Over the years I've changed my thinking on this. I'm less apt to go quick attack (what we call it) vs. laying a supply line than I once was . All our engines carry 500 gals.
If I see a header or hear confirmed reports of fire, I'll lay line. If we're investigating and see nothing I'll have the second engine standby a water source. Along with this change in thinking; I almost never consider taking a single forward when I can stretch and double. But like my Dad would say: "Never is a long alley without any trash cans."
One exception would be for a mobile home fire; partly due to the size of the structure but mainly because of the layout of our water systems in these areas.
Due to our hydrant locations, we will attack the first line with on-board water supply (1000 gallons). In most cases our tanker is on scene before we hit the 1/2 tank. The tanker has 3000 on board with a 1000 2-stage pump. All our engines has a direct tank fill so we donot have to go through the pump to fill our tanks. This is used on most of our residencel fires. If we do lay a supply line (4") , we will still make the first attack with on board tank while others are making the connection. After the hydrant is charge, our SOP requires the tank to pump valve left open as the internal clapper valve will close preventing a back feed to the tank. Should we lose the hydrant supply for any reason, the clapper will automaticly open giving the attack team tank water to exit the building until the supply is re-established.
If the structure is fully involved, we lay a line in and may use a blitz attack with the deck gun while making the connection.
You can knock down alot of fire with 1000 gallons and a smoothbore tip applied in the right place. We are hoping that by 2013 we will have hydrants throughout our district 2000 feet apart in niegborhoods and 1000 feet apart in our small commerical areas. We have a 4 department dispatch for any structure fire reported.
In our area, all of the departments are standard on this. The 1st due Eng Co will use the booster tank to make an initial attack. The 2nd due Eng Co will establish the water supply for the 1st due Eng Co unless the Engineer from the 1st due Eng Co makes his own hydrant. The booster tank is only for initial attacks and not for prolonged use throughout the entire incident. The only time that the booster tank is used for an entire attack is vehicle fires, dumpster fires, rubbish fires, grass fires, etc...
Our department has no specific standard in regard to our booster tanks. The decision is left to the company officer to decide if a fire attack can be made with whatever amount of water the particular engine carries. Our department uses 500 gallon tanks primarily but we do have a few with 750. I personally like to lay in dry from the hydrant on anything with smoke showing and have the second company drop a ff at the hydrant to charge the line. The initial attack is being done simultaneously off the booster and switches over once water supply is secured. I agree that it really depends on the situation and if you can make a difference with the limited tank water you have. Of course most small vehicle fires, dumpster and rubbish fires can be handled with booster water as well as a small room and contents fire initially.

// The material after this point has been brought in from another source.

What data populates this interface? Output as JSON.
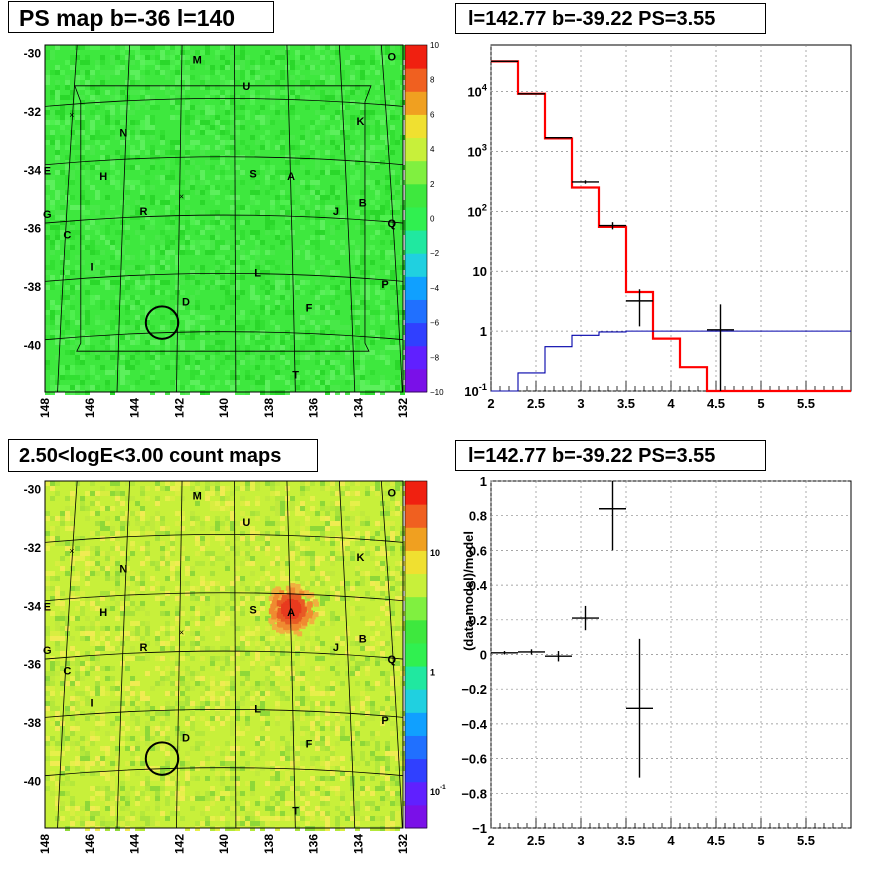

We will start an interior attack with the booster tank. (500gal) This is, however, up to the 1st in officer. First in ambulance is assigned to establish a secure water supply. They NORMALY arrive very quickly, if not with or before the engine. The FF's on the line should not be on booster water for very long. We have a hydrant every 150ft. The engineer will radio to the crew when they're on hydrant water. He will also let them know immediatly if there is a problem with getting a hydrant. Then, the officer needs to make some decisions. (to back out, to not back out) The officer needs to be well aware of just how far the 500gal will go. If you just pulled the 2.5, maybe booster water isn't the way to go.

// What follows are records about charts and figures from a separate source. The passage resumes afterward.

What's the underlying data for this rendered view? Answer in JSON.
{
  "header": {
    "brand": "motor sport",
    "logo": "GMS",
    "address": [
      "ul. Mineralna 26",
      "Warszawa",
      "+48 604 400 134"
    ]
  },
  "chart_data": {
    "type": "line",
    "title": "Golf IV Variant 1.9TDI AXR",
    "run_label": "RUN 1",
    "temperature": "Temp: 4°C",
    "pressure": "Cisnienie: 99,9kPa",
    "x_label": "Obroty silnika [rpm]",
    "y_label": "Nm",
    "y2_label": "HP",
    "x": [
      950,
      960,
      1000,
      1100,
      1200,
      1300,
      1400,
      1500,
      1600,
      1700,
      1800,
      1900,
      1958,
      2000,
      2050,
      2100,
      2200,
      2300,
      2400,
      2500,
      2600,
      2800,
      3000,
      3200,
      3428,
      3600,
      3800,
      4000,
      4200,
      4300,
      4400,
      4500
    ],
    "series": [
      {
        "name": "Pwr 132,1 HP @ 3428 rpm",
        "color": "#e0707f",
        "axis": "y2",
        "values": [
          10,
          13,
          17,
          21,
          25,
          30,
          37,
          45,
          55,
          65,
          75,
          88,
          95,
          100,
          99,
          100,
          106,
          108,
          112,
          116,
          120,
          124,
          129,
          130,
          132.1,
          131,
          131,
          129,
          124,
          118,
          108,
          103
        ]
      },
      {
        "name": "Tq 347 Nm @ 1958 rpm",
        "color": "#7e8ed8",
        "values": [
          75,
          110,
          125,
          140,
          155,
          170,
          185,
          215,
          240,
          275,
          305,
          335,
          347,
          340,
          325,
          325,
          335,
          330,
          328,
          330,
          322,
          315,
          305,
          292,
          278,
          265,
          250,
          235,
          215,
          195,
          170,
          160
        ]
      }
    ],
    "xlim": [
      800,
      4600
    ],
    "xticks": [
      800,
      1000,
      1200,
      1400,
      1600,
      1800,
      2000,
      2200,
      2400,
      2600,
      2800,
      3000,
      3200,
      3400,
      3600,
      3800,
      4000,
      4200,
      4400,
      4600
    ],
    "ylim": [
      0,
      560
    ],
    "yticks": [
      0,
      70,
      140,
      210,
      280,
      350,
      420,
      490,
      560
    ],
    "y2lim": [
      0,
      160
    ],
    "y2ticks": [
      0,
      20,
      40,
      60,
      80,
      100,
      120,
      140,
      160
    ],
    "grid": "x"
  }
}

We won't use booster water to start a high rise attack. The water supply is established 1st, then hook up to the FDC.
My volunteer department doesn’t have the option but to use it. We are an all rural area with 27 hydrants in 79 square miles. Normal procedure is the first in company (all engines have 1000 gal. Of water) will use our tank water and the second due engine will drop the line and dump tank to secure water supply. We also run a strong mutual aid of tenders to establish continuous water supply. Once water supply is secured our engineers switch over and only use the tank as a last resort in case of primary water supply failure.